Understanding the Brexit outcomes
After years of caveats and months of campaigning the British people voted to leave the European Union. This represents an unprecedented move in the history, even though the relationship between the two has always been difficult.
The expectations were high on both sides – Remain or Leave - and during the vote's counting Nigel Farage's UKIP leader has even said the Remain camp had edged it. After all the votes were assembled, the Leave counted approximately 52% of the electorate's vote against 48% for the Remain side.
The outcome of the EU referendum came as a shock for many British – even the ones who voted Brexit. While this may be ridiculously confusing, we have come to understanding how uninformed the British people were about the significance of the referendum itself, let alone the consequences of what a leave vote could bring about. According to Google Trends, one day after the EU Referendum, the top questions registered in the UK were “What does it mean to leave the EU?”, “What is the EU?”, and “Which countries are in the EU?”. This displays an enormous lack of sensitivity to such an important political decision.
Who voted to Leave?
However, when dissecting the electorate of this plebiscite, we come to the conclusion that the vote to leave was mainly supported by the elderly sector of the population. The faction that is not paying taxes any longer and living off on guaranteed pensions. The majority of the youth voted to Remain and are now in shock and apprehension towards the future.
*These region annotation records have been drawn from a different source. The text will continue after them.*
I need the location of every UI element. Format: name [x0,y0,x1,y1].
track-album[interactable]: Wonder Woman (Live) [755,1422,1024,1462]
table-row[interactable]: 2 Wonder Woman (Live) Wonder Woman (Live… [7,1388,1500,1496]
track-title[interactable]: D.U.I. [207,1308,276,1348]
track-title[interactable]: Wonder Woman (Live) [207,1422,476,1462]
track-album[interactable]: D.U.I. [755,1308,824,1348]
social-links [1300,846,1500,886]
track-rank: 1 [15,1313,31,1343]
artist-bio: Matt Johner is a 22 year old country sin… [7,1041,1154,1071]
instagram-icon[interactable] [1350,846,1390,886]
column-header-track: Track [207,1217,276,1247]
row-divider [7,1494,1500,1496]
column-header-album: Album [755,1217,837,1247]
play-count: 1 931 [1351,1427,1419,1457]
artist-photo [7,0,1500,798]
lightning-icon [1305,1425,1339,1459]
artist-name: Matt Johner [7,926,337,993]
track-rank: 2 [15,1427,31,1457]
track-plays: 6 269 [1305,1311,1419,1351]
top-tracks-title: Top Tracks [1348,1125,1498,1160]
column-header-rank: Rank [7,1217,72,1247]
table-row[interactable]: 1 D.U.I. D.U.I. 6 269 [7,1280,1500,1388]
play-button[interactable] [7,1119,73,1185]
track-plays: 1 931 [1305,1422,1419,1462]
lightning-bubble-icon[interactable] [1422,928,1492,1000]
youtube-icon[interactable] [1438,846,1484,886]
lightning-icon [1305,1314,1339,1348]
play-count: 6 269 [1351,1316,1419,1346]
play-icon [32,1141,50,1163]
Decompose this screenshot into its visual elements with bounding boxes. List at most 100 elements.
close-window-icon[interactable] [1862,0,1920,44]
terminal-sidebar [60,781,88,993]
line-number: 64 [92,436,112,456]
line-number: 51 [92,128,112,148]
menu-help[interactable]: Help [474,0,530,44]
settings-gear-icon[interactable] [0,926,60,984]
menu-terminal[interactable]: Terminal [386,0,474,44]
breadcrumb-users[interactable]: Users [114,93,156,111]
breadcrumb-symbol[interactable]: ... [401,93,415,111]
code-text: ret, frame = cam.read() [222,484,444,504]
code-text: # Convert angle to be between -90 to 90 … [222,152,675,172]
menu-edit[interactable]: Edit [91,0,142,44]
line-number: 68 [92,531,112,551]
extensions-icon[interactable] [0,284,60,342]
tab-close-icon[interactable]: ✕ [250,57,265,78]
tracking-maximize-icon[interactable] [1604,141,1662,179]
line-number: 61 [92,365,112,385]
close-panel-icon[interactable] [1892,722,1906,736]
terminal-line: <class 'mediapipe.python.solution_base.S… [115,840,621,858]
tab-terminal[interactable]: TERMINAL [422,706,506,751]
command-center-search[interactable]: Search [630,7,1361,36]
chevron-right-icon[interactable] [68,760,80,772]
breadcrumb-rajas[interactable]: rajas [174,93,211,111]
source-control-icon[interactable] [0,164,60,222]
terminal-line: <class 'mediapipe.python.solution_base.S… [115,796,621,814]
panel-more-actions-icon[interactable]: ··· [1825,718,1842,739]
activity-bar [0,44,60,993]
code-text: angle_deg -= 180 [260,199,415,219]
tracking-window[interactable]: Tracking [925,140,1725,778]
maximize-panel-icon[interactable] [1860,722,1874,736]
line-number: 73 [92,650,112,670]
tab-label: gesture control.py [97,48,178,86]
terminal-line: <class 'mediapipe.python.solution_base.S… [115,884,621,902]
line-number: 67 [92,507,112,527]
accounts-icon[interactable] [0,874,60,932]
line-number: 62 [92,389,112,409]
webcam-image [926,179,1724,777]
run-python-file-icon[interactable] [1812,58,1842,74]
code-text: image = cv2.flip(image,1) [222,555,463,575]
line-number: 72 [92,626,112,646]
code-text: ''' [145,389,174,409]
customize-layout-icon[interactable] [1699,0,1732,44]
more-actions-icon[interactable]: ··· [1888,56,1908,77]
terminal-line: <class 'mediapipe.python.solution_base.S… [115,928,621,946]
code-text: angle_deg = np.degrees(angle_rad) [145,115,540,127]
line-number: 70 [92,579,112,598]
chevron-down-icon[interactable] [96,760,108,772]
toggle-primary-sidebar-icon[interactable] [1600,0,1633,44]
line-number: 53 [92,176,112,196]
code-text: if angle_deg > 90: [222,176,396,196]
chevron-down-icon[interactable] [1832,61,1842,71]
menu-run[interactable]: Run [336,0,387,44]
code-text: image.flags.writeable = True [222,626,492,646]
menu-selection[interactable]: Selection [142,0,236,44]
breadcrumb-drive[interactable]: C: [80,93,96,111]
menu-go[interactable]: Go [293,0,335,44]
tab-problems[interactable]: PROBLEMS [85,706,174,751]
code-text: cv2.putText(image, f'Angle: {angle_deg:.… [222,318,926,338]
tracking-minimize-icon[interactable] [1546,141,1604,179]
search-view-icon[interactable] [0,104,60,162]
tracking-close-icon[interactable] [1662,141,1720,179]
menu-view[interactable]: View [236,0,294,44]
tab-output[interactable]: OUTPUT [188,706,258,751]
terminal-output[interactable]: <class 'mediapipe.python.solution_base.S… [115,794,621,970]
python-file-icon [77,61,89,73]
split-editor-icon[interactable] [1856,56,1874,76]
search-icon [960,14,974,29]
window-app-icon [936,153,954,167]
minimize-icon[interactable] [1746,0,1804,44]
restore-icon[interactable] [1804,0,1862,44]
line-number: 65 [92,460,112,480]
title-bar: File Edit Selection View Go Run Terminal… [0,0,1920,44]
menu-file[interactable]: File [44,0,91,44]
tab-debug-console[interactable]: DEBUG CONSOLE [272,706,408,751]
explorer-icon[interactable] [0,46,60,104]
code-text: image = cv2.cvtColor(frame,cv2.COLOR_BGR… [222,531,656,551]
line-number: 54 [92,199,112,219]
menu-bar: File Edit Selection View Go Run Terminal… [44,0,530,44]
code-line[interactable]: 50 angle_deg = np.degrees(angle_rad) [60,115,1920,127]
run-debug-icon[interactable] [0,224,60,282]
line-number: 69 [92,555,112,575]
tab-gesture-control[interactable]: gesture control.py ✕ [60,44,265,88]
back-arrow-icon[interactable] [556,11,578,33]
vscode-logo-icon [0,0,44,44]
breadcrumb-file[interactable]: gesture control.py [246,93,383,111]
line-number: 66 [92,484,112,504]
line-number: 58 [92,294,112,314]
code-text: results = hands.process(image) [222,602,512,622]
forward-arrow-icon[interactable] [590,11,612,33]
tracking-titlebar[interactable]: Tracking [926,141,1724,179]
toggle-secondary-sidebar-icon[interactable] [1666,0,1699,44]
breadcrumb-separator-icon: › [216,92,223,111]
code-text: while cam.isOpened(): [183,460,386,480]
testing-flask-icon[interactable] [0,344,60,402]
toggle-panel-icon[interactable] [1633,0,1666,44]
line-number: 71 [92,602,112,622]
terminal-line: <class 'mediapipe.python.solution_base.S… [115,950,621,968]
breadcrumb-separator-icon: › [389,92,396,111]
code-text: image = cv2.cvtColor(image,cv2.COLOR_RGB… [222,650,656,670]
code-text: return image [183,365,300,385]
Many leave voters have admitted had never believed the UK would actually leave the EU, others regretted their vote. In the meantime, an online petition in the UK – with nearly 4 million signatures - is calling on a new referendum but constitutional experts consider it very unlikely. Life might become a bit more bureaucratic for all the EU citizens living in the UK as well as for British living in the EU.
In any case, both campaigns were not informative rather a propaganda machine to support the credos of each side. Even if that implied lying, this was the case of the Leave side, supported by Nigel Farage. Apparently, one day after the referendum, the £350 million which used to be sent to the EU and were intended to go to the NHS, was a "misunderstanding". Probably one of the most captivating arguments of the Leave campaign was a big and despising lie.
Overall, it was a sad day for the European Union. British citizens living in Brussels and elsewhere are devastated by this outcome. European Commission's and European Parliament's presidents Juncker and Schulz are incredibly irritated with the aftermath of the referendum.
EU leaders are now pressing for the UK to call on the article 50 of the Lisbon treaty, founding the legal principles how a Member State leaves the Union. However, the UK is delaying the official call on article 50 and Europe is getting anxious and afraid of the enthusiasm of extremist parties in the EU with the same convictions as UKIP and Front National.
Media on Brexit
Due to the enormous consequences of this political decision, Brexit made the front cover of each newspaper or magazine and every opening of breaking news across the globe. What has the media been saying?
For example, The Financial Times expectedly focused on the economic and financial impact of Brexit asking "What will Brexit mean for the city of London?". POLITICO accused British voters of “unleashing an economic and political tsunami” and added that it’s going towards the US, where GOP candidate to the White House Donald Trump, praised the Brexit’s aftermath. The Canadian based Global Research focused on the social triggers of this political decision taken by the British people writing that "The UK’s ‘Brexit’ Vote Is Actually a Referendum on Xenophobia".
Given the Brexit outcome, the UK must now reorganise its grounds. David Cameron has already announced its resignation, though by October, and the most likely future PM will be Boris Johnson. A series of resignations were presented to Labour leader Jeremy Corbyn, who is struggling to keep the party alive and united. The political turmoil must be replaced by an orderly restructuration of both Conservative and Labour parties.
After stability is settled, focus should be put on the NHS and on the British social security system. Moreover, the UK must fortifies its ties with future strategic international players and reinforce trade agreements with its counterparts. When debating a Brexit case scenario, many analysts were considering several approaches such as the Swiss or the Norwegian model, both wealthy non-EU countries with trade agreements with the EU and the rest of the world.
Nevertheless, each case is a single case and even if the UK tries a transition – which might well be successful – the first stages of experiment and implementation will be harsh.